Chemistry students at UWF recognized by national scholarship

Three students from the University of West Florida’s (UWF) Department of Chemistry were recently recognized by the American Chemistry Society (ACS) Scholars Program. For the 2012-13 academic year, the ACS Scholars Program awarded renewable scholarships to approximately 120 underrepresented minority students across the country who are interested in pursuing a career in chemistry or a chemistry related field.  Each recipient receives a renewable scholarship of up to $5,000 per year, and will be provided with mentoring and networking opportunities for securing the skills and credentials needed for success.

UWF students Tia Jarvis, Alexander Vega and Tashiema Wilson were awarded scholarships totaling $8,000 for the 2012-13 academic year.
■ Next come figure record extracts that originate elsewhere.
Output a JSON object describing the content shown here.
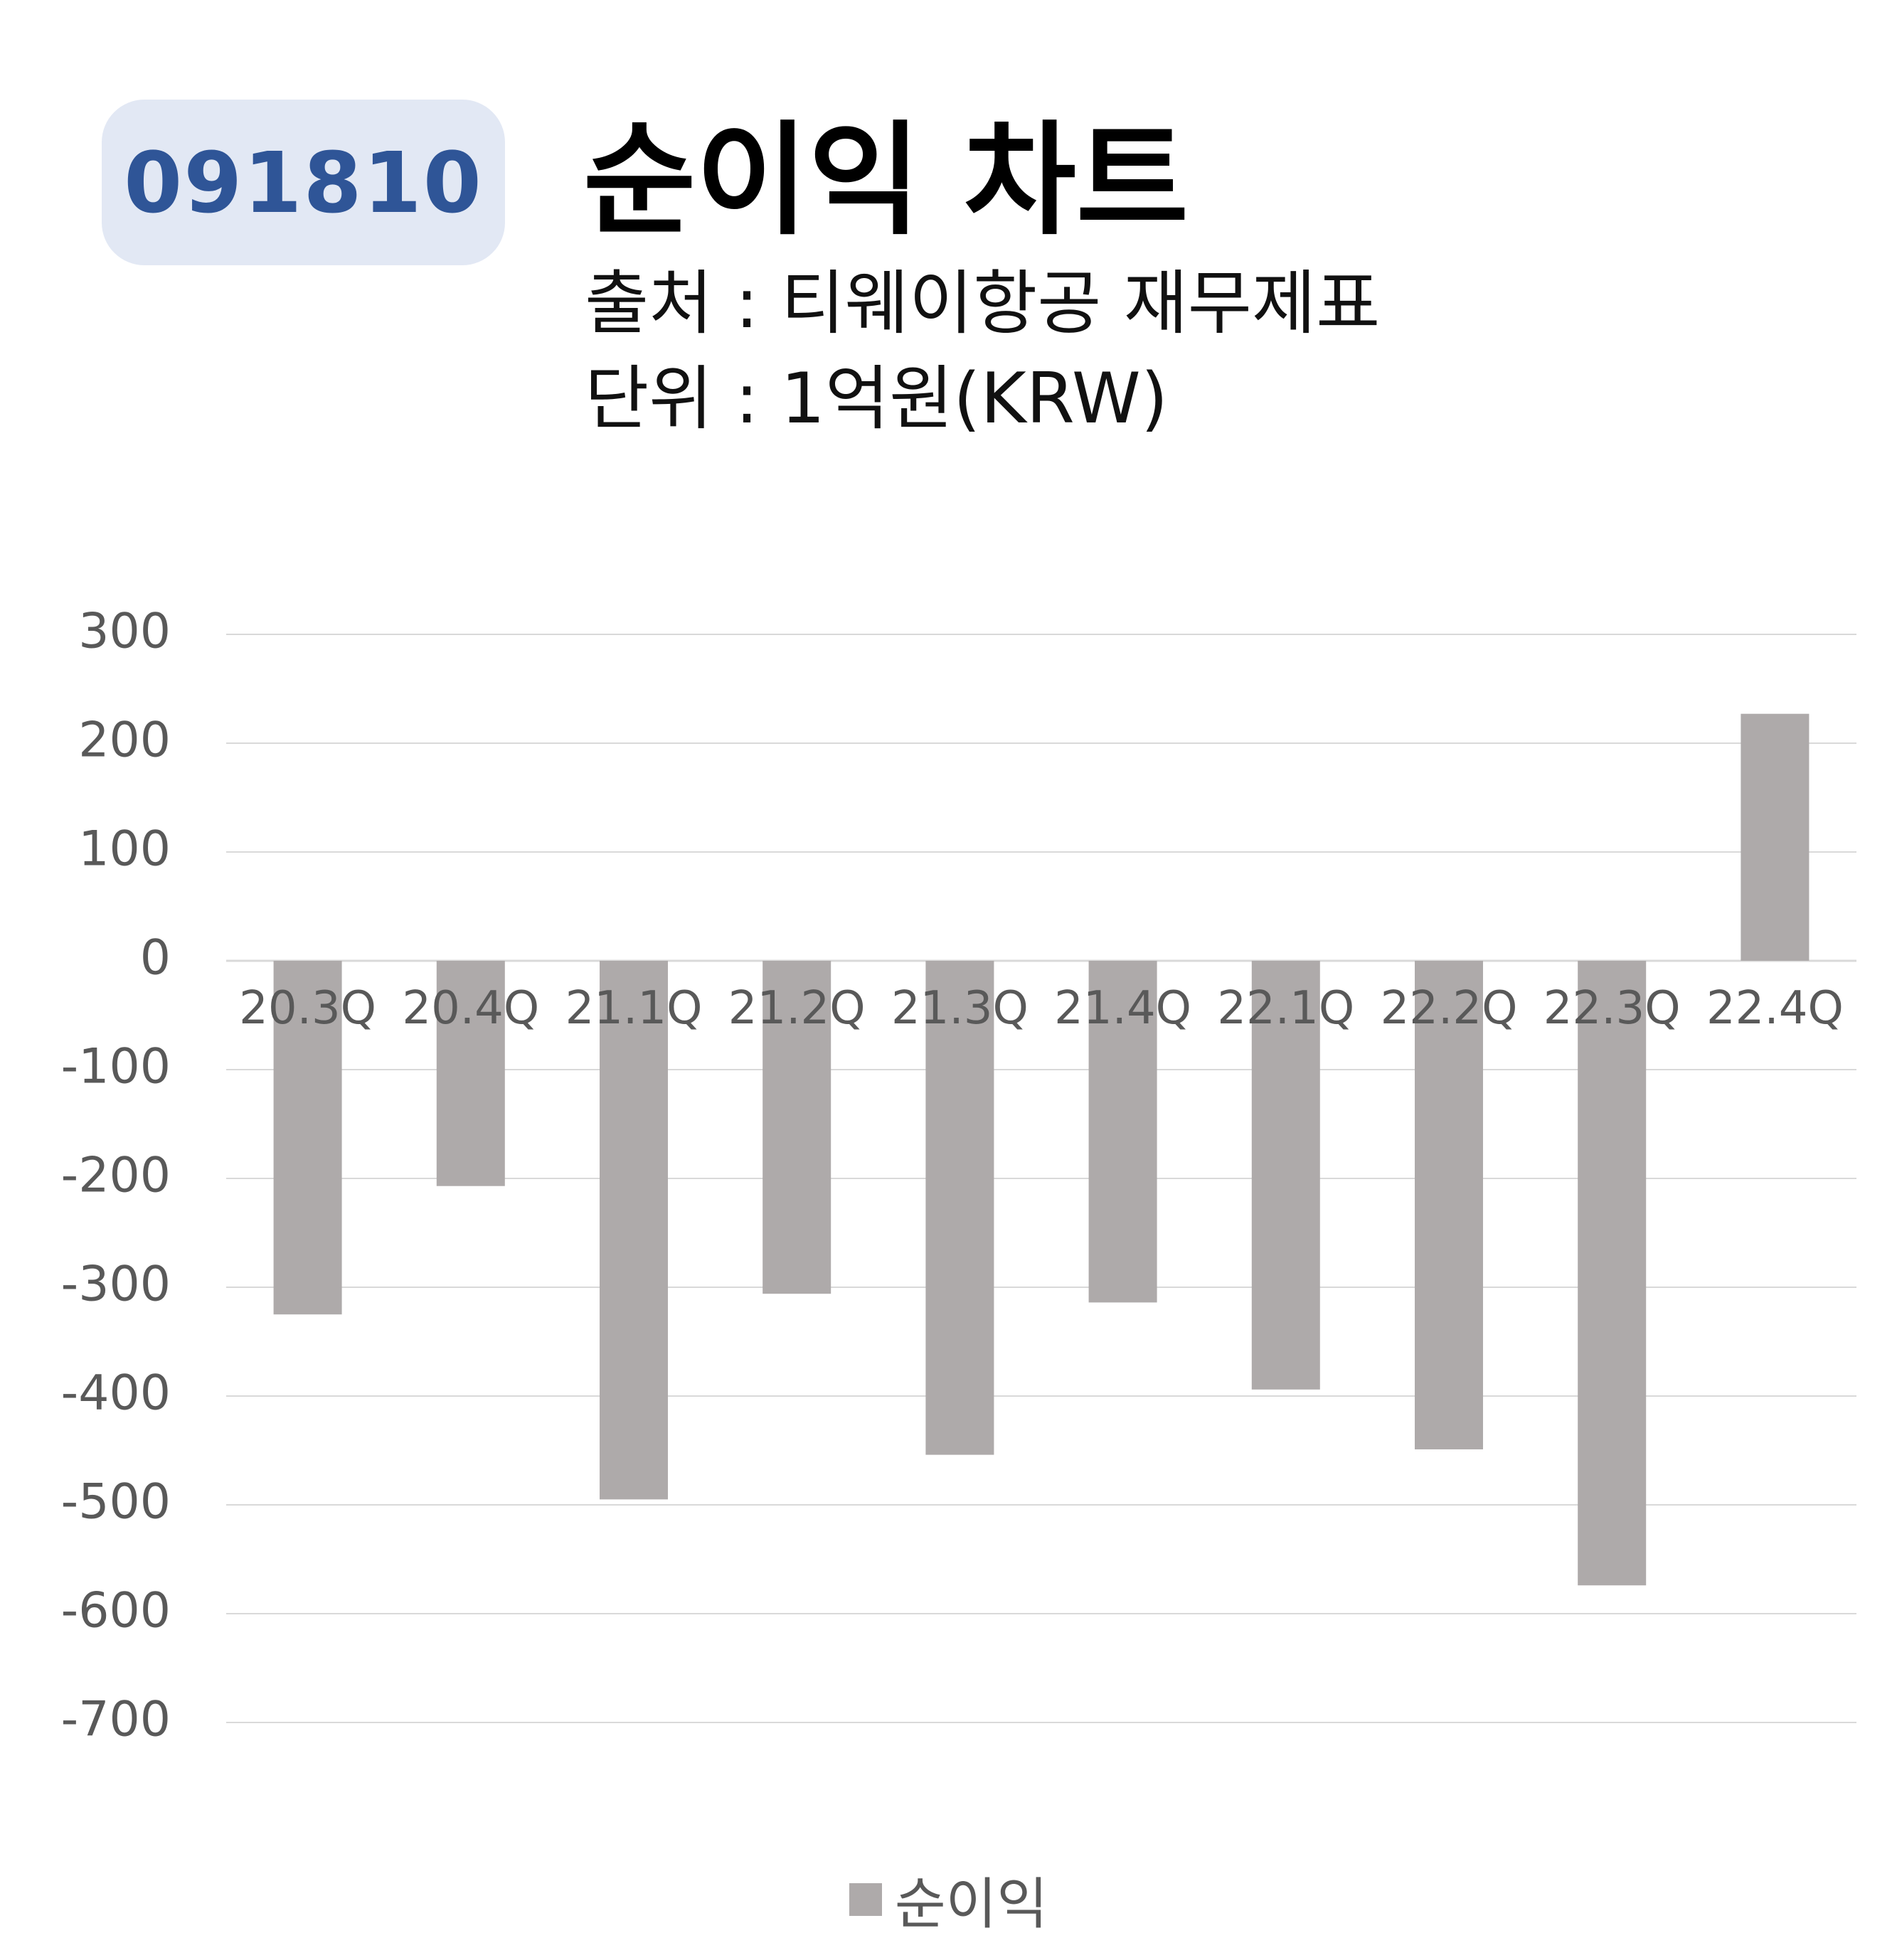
{
  "badge": "091810",
  "title": "순이익 차트",
  "source": "출처 : 티웨이항공 재무제표",
  "unit": "단위 : 1억원(KRW)",
  "chart_data": {
    "type": "bar",
    "categories": [
      "20.3Q",
      "20.4Q",
      "21.1Q",
      "21.2Q",
      "21.3Q",
      "21.4Q",
      "22.1Q",
      "22.2Q",
      "22.3Q",
      "22.4Q"
    ],
    "series": [
      {
        "name": "순이익",
        "values": [
          -325,
          -207,
          -495,
          -306,
          -454,
          -314,
          -394,
          -449,
          -574,
          227
        ]
      }
    ],
    "ylim": [
      -700,
      300
    ],
    "yticks": [
      300,
      200,
      100,
      0,
      -100,
      -200,
      -300,
      -400,
      -500,
      -600,
      -700
    ],
    "grid": true,
    "legend": "bottom-center",
    "bar_color": "#aeaaaa",
    "grid_color": "#d9d9d9",
    "badge_color": "#2f5597",
    "badge_bg": "#e2e8f4"
  }
}
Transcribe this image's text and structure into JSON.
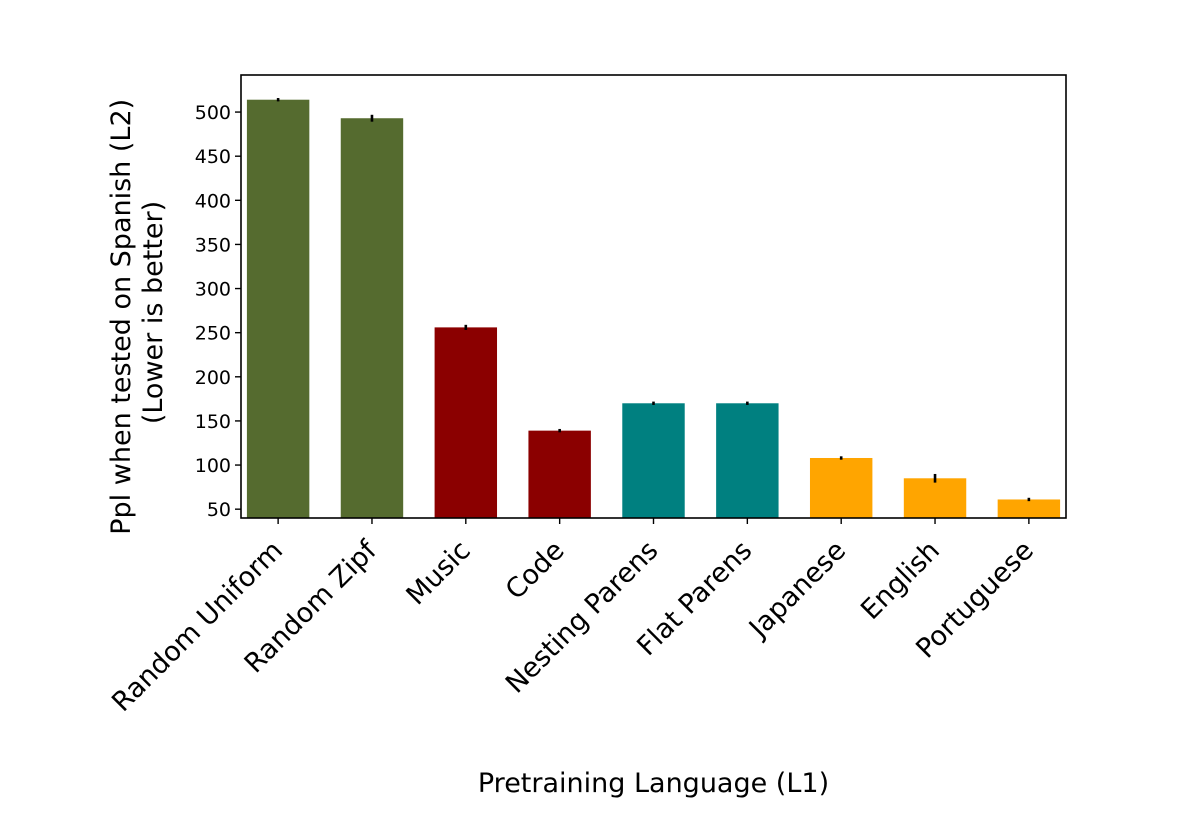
{
  "chart_data": {
    "type": "bar",
    "title": "",
    "xlabel": "Pretraining Language (L1)",
    "ylabel_lines": [
      "Ppl when tested on Spanish (L2)",
      "(Lower is better)"
    ],
    "ylim": [
      40,
      542
    ],
    "yticks": [
      50,
      100,
      150,
      200,
      250,
      300,
      350,
      400,
      450,
      500
    ],
    "grid": false,
    "legend": "none",
    "categories": [
      "Random Uniform",
      "Random Zipf",
      "Music",
      "Code",
      "Nesting Parens",
      "Flat Parens",
      "Japanese",
      "English",
      "Portuguese"
    ],
    "values": [
      514,
      493,
      256,
      139,
      170,
      170,
      108,
      85,
      61
    ],
    "errors": [
      1,
      3,
      2,
      1,
      1,
      1,
      1,
      4,
      1
    ],
    "colors": [
      "#556b2f",
      "#556b2f",
      "#8b0000",
      "#8b0000",
      "#008080",
      "#008080",
      "#ffa500",
      "#ffa500",
      "#ffa500"
    ]
  }
}
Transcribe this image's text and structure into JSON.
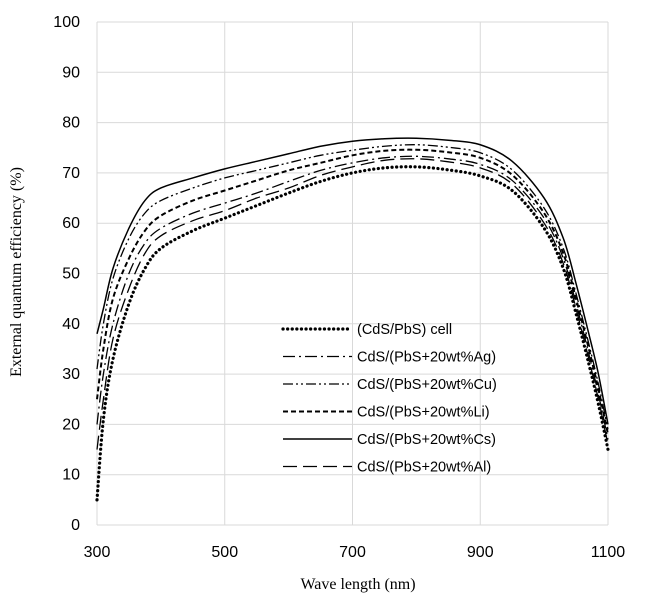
{
  "chart_data": {
    "type": "line",
    "title": "",
    "xlabel": "Wave length (nm)",
    "ylabel": "External quantum efficiency (%)",
    "xlim": [
      300,
      1100
    ],
    "ylim": [
      0,
      100
    ],
    "xticks": [
      "300",
      "500",
      "700",
      "900",
      "1100"
    ],
    "yticks": [
      "0",
      "10",
      "20",
      "30",
      "40",
      "50",
      "60",
      "70",
      "80",
      "90",
      "100"
    ],
    "grid": true,
    "legend_position": "center-right",
    "series": [
      {
        "name": "(CdS/PbS) cell",
        "line_style": "dotted",
        "x": [
          300,
          310,
          325,
          350,
          375,
          400,
          450,
          500,
          550,
          600,
          650,
          700,
          750,
          800,
          850,
          900,
          950,
          1000,
          1030,
          1050,
          1070,
          1085,
          1100
        ],
        "y": [
          5,
          21,
          33,
          44,
          51,
          55,
          58.5,
          61,
          63.5,
          66,
          68.3,
          70,
          71,
          71.2,
          70.6,
          69.4,
          66.5,
          59,
          51,
          42,
          32,
          24,
          15
        ]
      },
      {
        "name": "CdS/(PbS+20wt%Ag)",
        "line_style": "dash-dot",
        "x": [
          300,
          310,
          325,
          350,
          375,
          400,
          450,
          500,
          550,
          600,
          650,
          700,
          750,
          800,
          850,
          900,
          950,
          1000,
          1030,
          1050,
          1070,
          1085,
          1100
        ],
        "y": [
          20,
          30,
          40,
          50,
          56,
          59,
          62,
          64,
          66,
          68.3,
          70.5,
          72,
          73,
          73.3,
          72.8,
          71.7,
          68.5,
          61,
          53,
          44,
          34,
          26,
          17
        ]
      },
      {
        "name": "CdS/(PbS+20wt%Cu)",
        "line_style": "dash-dot-dot",
        "x": [
          300,
          310,
          325,
          350,
          375,
          400,
          450,
          500,
          550,
          600,
          650,
          700,
          750,
          800,
          850,
          900,
          950,
          1000,
          1030,
          1050,
          1070,
          1085,
          1100
        ],
        "y": [
          31,
          40,
          49,
          57,
          62,
          64.5,
          67,
          69,
          70.5,
          72,
          73.5,
          74.5,
          75.3,
          75.6,
          75.1,
          74,
          70.6,
          63,
          55,
          46,
          36,
          28,
          19
        ]
      },
      {
        "name": "CdS/(PbS+20wt%Li)",
        "line_style": "dashed",
        "x": [
          300,
          310,
          325,
          350,
          375,
          400,
          450,
          500,
          550,
          600,
          650,
          700,
          750,
          800,
          850,
          900,
          950,
          1000,
          1030,
          1050,
          1070,
          1085,
          1100
        ],
        "y": [
          25,
          35,
          45,
          53,
          58.5,
          61.5,
          64.5,
          66.5,
          68.5,
          70.5,
          72,
          73.5,
          74.4,
          74.6,
          74.1,
          73,
          69.6,
          62,
          54,
          45,
          35,
          27,
          18
        ]
      },
      {
        "name": "CdS/(PbS+20wt%Cs)",
        "line_style": "solid",
        "x": [
          300,
          310,
          325,
          350,
          375,
          400,
          450,
          500,
          550,
          600,
          650,
          700,
          750,
          800,
          850,
          900,
          950,
          1000,
          1030,
          1050,
          1070,
          1085,
          1100
        ],
        "y": [
          38,
          43,
          51,
          59,
          64.5,
          67,
          69,
          70.8,
          72.3,
          73.8,
          75.3,
          76.3,
          76.8,
          76.9,
          76.5,
          75.6,
          72.3,
          65,
          57,
          48,
          38,
          30,
          20
        ]
      },
      {
        "name": "CdS/(PbS+20wt%Al)",
        "line_style": "long-dash",
        "x": [
          300,
          310,
          325,
          350,
          375,
          400,
          450,
          500,
          550,
          600,
          650,
          700,
          750,
          800,
          850,
          900,
          950,
          1000,
          1030,
          1050,
          1070,
          1085,
          1100
        ],
        "y": [
          15,
          25,
          37,
          47,
          54,
          57.5,
          60.5,
          62.5,
          65,
          67,
          69.5,
          71.2,
          72.5,
          72.8,
          72.2,
          71,
          67.8,
          60,
          52,
          43,
          33,
          25,
          16
        ]
      }
    ]
  }
}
“I applied at the beginning of the year and didn’t hear anything for a while,” said Jarvis, a junior chemistry student. “I didn’t want to be disappointed, but when I finally heard that I won, it was amazing.  This scholarship will allow me to do research, which I need to get into graduate school, instead of having to work so much to pay for my classes.”

The students said they were looking forward to working with a mentor who can help them better develop themselves as students and eventually professionals, and give them career advice.

“I’m looking forward to gleaning as much knowledge as I can from my mentor,” said Wilson, a sophomore in the program. “There’s so much I don’t know right now and I’m looking forward to learning all that I can from that voice of experience.”

Jarvis, Vega and Wilson admitted they would not have known about the program or applied for it if it were not for the guidance of Karen Molek, assistant professor in chemistry.

“I would never have come this far without the help of the professors in the chemistry department,” said Vega, a junior. “The opportunities are endless in my opinion because the Chemistry Department faculty are so willing to help students achieve their goals.”

The students believe their hard work, perfectionism to be the best students possible and devotion to their passion for chemistry is what helped set them apart from the rest.

Each of the students plans to go onto graduate school where they will continue doing research.

“I’m so excited to start doing research and applying all that I’ve learned,” said Wilson.

“Chemistry is definitely the subject for me,” said Jarvis who was awarded a summer research stipend and is currently doing research with Michael Huggins, professor in chemistry at UWF.

“This summer, I am at the University of Maryland, Baltimore County (UMBC) working with Michael Summers and I would like to continue research when I return to UWF,” said Vega. Summers is a professor in Chemistry, a Howard Hughes Investigator at UMBC and a UWF alumni.